The men were skeptical about claims that the state's system for capital punishment is broken and that defendants did not receive fair trials.

October 20, 2002|From Associated Press

SPRINGFIELD, Ill. — A member of the board hearing more than 140 clemency petitions for Illinois death row inmates this month has been removed from the hearings after criticizing the process and the inmates' claims.

A second outspoken member also will be transferred this week, but that was planned before the clemency reviews began.

Arvin Boddie and William Harris have expressed skepticism about the claims of defense attorneys that the state's capital punishment system is broken and that their clients did not receive fair trials.

Prisoner Review Board Chairwoman Anne Taylor said Saturday that their reassignments had nothing to do with the men's comments or a complaint about Boddie from a third board member.

She said the changes were simply attempts to keep up with the board's other duties, and that she was not pressured by Gov. George Ryan's office to make the moves.

Harris said he was told last month that he would be assigned to a Harrisburg prison near his home in southern Illinois to hear discipline and parole requests during the second week of the hearings. He doesn't believe anyone is trying to silence him, he said.

Boddie was told Friday to work at the Pontiac prison this week instead of hearing clemency cases. Taylor said Boddie was chosen for that job because he lives close to the prison.

The hearings, which began Tuesday, come more than two years after Ryan halted executions in Illinois, citing the wrongful convictions of 13 inmates. After Ryan raised the possibility of commuting every death sentence to life in prison without parole, condemned inmates flooded the review board with clemency requests.

The 14-member board, split into four panels in Chicago and Springfield, is speeding through cases to determine whether inmates should receive life sentences. Ryan, who urged the sweeping review, can accept or reject its recommendations.

Prosecutors and victims' families have been critical of the hearings, calling them a slapdash attempt to undo justified death penalty verdicts that took months or years to win.

Dennis Culloton, a spokesman for the governor, said Saturday that board member Jorge Montes complained to the governor's office about Boddie's conduct but was told that the board had to resolve the problem itself.

Culloton criticized some members for taking sides during the hearings.

"They are supposed to be somewhat impartial at this point and to make confidential recommendations after deliberating with other members," Culloton said. "I don't see how declaring how you're going to vote is consistent with how the board is supposed to operate."

Boddie said he will accept his reassignment, but he defended his comments.

"It doesn't hurt me to be silenced.
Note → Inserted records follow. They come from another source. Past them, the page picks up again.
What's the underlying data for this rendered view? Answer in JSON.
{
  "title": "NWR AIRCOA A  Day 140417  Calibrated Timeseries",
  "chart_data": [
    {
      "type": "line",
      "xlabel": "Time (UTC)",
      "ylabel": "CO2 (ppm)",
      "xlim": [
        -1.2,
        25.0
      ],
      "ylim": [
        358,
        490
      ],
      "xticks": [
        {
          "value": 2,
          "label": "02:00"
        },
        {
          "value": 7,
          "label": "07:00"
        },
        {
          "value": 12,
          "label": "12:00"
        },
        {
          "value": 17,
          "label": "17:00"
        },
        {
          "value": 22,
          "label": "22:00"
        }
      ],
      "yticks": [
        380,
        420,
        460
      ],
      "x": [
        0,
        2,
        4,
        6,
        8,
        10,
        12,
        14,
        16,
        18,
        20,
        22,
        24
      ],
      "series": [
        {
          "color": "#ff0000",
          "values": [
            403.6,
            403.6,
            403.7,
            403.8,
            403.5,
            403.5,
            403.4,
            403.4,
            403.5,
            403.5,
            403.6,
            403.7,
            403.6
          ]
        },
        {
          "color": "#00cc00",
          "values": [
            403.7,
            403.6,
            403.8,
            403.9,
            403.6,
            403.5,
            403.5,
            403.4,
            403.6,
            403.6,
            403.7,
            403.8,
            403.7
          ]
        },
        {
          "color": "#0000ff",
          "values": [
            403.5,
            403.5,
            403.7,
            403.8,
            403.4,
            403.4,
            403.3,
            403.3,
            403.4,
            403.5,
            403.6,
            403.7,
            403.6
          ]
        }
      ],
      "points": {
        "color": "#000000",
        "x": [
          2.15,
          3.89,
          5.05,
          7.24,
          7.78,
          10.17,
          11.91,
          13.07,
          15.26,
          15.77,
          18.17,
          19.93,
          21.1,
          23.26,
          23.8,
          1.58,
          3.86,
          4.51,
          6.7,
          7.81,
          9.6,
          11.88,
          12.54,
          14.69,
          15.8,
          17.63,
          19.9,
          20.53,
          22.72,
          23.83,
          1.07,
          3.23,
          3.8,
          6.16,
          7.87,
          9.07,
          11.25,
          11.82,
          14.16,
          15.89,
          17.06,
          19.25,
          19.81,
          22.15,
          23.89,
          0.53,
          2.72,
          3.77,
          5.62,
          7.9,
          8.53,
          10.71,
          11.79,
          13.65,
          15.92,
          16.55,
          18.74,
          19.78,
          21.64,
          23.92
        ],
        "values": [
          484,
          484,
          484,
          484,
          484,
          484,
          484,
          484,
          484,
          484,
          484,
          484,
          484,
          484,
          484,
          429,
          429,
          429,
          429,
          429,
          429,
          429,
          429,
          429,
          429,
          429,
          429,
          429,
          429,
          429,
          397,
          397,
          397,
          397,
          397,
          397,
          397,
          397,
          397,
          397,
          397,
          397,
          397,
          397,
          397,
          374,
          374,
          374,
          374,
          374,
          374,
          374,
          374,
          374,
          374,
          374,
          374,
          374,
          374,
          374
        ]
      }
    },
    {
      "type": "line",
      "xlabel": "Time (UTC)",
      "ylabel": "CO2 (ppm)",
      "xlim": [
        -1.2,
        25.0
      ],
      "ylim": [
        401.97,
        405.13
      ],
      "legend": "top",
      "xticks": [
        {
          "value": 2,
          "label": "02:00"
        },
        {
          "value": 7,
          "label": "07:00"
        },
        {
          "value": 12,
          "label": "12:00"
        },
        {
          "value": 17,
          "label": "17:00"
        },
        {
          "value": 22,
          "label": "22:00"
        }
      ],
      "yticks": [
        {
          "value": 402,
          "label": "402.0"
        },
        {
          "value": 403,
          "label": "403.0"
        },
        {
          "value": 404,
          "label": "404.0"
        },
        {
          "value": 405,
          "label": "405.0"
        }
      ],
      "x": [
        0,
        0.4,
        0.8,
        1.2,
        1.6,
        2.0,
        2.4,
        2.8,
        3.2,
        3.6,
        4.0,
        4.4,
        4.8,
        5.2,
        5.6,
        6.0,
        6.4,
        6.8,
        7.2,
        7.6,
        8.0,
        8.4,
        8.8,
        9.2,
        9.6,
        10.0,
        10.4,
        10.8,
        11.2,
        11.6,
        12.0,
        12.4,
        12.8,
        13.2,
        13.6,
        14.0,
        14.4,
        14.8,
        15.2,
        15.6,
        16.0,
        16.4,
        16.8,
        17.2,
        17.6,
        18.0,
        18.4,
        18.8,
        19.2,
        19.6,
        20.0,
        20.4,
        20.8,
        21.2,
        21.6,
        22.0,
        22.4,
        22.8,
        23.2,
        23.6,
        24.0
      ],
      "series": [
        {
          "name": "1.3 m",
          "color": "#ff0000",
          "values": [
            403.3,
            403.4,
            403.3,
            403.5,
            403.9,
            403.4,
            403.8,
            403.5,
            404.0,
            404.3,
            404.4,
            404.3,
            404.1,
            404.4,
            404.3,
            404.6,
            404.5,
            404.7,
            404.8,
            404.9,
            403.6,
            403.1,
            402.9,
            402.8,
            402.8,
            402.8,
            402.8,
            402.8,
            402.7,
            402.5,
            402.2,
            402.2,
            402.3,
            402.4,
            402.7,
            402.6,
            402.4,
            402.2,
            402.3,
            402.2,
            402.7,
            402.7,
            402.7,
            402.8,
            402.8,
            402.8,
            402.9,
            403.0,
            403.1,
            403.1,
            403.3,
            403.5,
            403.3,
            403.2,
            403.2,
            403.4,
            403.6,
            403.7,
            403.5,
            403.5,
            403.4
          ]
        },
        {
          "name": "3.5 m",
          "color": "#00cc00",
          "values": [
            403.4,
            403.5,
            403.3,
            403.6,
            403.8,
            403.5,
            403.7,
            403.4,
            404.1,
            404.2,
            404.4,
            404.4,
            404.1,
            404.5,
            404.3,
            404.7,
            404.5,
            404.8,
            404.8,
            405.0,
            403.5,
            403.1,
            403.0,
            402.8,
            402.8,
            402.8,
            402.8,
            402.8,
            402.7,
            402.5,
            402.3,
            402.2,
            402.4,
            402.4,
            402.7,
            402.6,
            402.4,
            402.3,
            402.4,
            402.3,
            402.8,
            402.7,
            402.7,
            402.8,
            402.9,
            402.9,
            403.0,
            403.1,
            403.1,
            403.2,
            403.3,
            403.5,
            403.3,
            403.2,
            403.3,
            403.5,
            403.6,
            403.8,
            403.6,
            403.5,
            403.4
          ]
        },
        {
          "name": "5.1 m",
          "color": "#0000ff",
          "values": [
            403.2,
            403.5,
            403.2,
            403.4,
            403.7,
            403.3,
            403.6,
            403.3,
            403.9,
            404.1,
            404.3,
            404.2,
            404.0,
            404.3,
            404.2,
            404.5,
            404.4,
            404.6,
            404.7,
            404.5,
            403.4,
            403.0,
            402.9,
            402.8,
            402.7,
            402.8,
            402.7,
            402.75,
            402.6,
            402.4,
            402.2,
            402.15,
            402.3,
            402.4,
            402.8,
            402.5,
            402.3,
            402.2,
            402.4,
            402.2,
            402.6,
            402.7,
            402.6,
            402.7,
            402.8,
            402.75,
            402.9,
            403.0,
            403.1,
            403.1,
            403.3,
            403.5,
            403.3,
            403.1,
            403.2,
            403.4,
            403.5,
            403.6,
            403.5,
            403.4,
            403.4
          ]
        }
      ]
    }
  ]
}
It hurts those that should have the benefit of hearing what I've got to say," he said.

Boddie was particularly vocal during the hearings, at one point saying he was "sick and tired" of inmates making claims they couldn't back up with hard evidence. He also said he was "offended by the manner" in which the hearings were being conducted.

Harris, a former Democratic state representative, repeatedly indicated that he supports prosecutors and victims' families who have opposed clemency for condemned prisoners.

He also doesn't believe anyone is trying to silence him by reassigning him.

"If anyone were trying to curtail my thoughts I'd be surprised and amazed," Harris said. "That's not true."

Boddie was appointed to the board by Ryan in 2000 and Harris was appointed by Gov. James Thompson in 1990.